Following an in-depth investigation, boatbuilders have reported that Pride of the Murray would need to undergo extensive work before she could be re-certified. Furthermore, obtaining insurance would probably either prove unattainable or excessively costly
In addition, the structural work required to repair the vessel would mean much of the originality of its vintage condition would be lost.
Richard Kinnon, the proprietor of the 99-year-old vessel and the visionary behind Outback Pioneers said it had been quite difficult to make such a tough call for the much-loved boat.
“If there had been an obvious reason for her sinking and a simple fix for that, we would have done it. That was always what we intended,” Kinnon said.
“But the boatbuilders made it clear that, after a sinking, a boat of this age would need to be virtually rebuilt from scratch to guarantee she would pass certification requirements.
“I know many, many people who have followed her progress will be very disappointed and I can assure them that no-one is more disappointed than we are after all the effort and love we’ve put into her.
“The place we all wanted her was back on the water. But I can do the next best thing by giving her a berth beside the river, restoring her glory and giving her a new role in telling the story of pioneer riverboats.
“We haven’t decided exactly what her role will be yet but she will still be here and preserved for future generations.
“Together with her identical ‘twin’, she will remain a tourism highlight for Longreach and will also reflect on her strong connections with Echuca in Victoria.”
While the Pride of the Murray will not take to the water again, Outback Pioneers has revealed plans to build a replica of the historic paddlewheeler to take over cruising duties while restoring the original to take its place on the riverbank in its new role promoting pioneer riverboat history.
“We’re only just digesting the reality ourselves and there’s a lot of thought and planning to do now,” Kinnon said.
“It will also depend on how quickly we can raise the necessary funds for the restoration.
“We are aiming to be ready to tell everyone more and launch our fundraiser in the first half of October.
“Whatever we decide for the Pride of the Murray’s new role, in the not-too-distant future Longreach visitors will be ‘seeing double’ with a Pride of the Murray I and Pride of the Murray II working together to tell the pioneer stories.
“I thank everyone from the bottom of my heart for their support and patience through this unfolding story. I hope you will all stay with us for the next developments and that we will make Australia proud with a suitable tribute to this much-loved paddlewheeler.
“It’s not the end of the Pride of the Murray but a new chapter in her incredible life story.”
The Pride of the Murray was built in 1924 and was originally used to transport wool bales in Victoria. The vessel later had an engine fitted to transport timber to the mill at Echuca.

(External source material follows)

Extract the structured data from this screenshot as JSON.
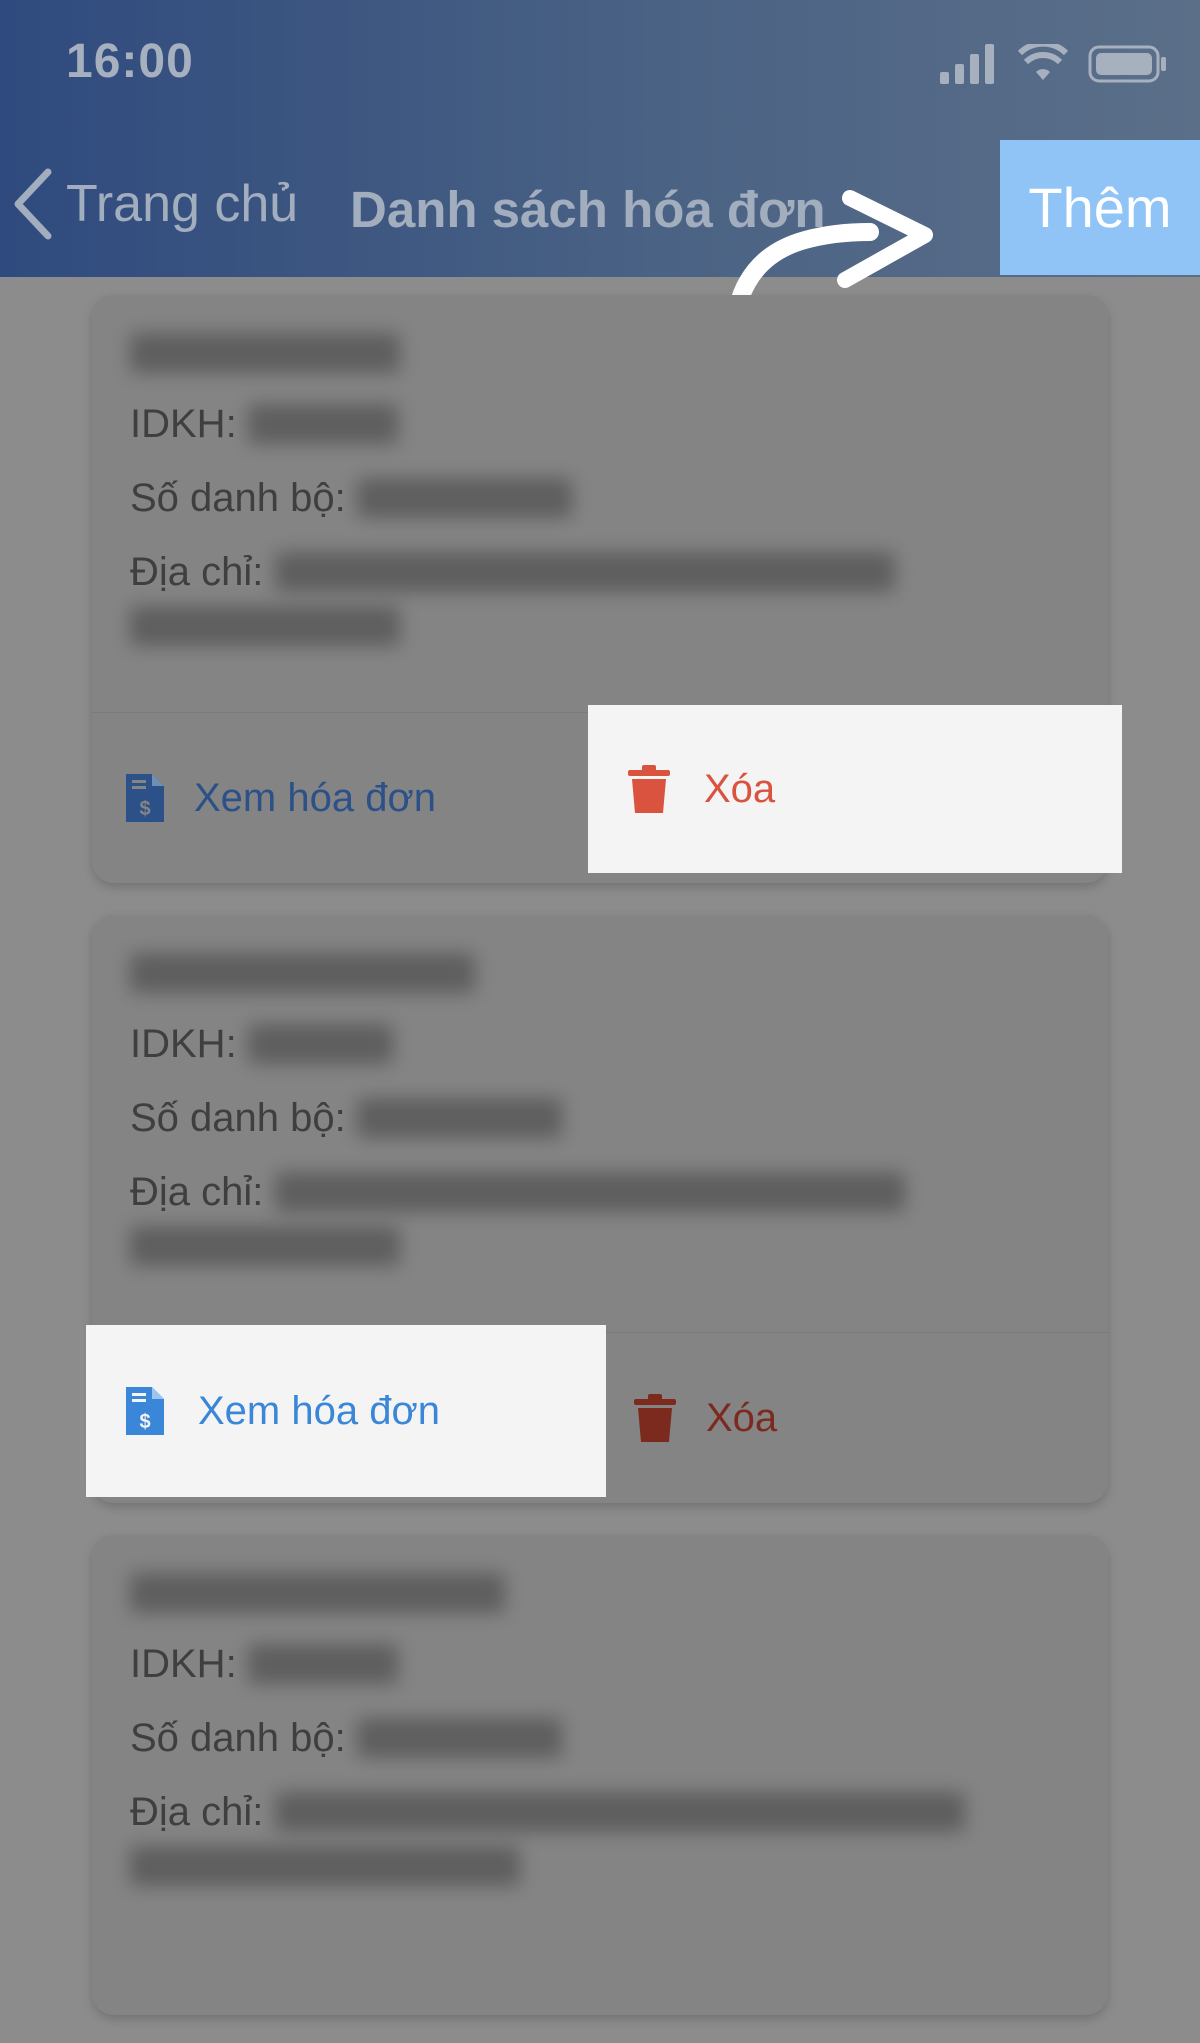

It was bought by Kinnon in 2022 to expand the Outback Pioneers Starlight’s Cruise Experience in Longreach. She was transported overland from Echuca, Victoria in what was one of the biggest maritime moves in Australian history.
She was then restored and cruised the Thomson River for a few months before the end of the 2022 tourist season, drawing visitors from around the country. Her sinking in March 2023 was a devastating blow for all who loved her.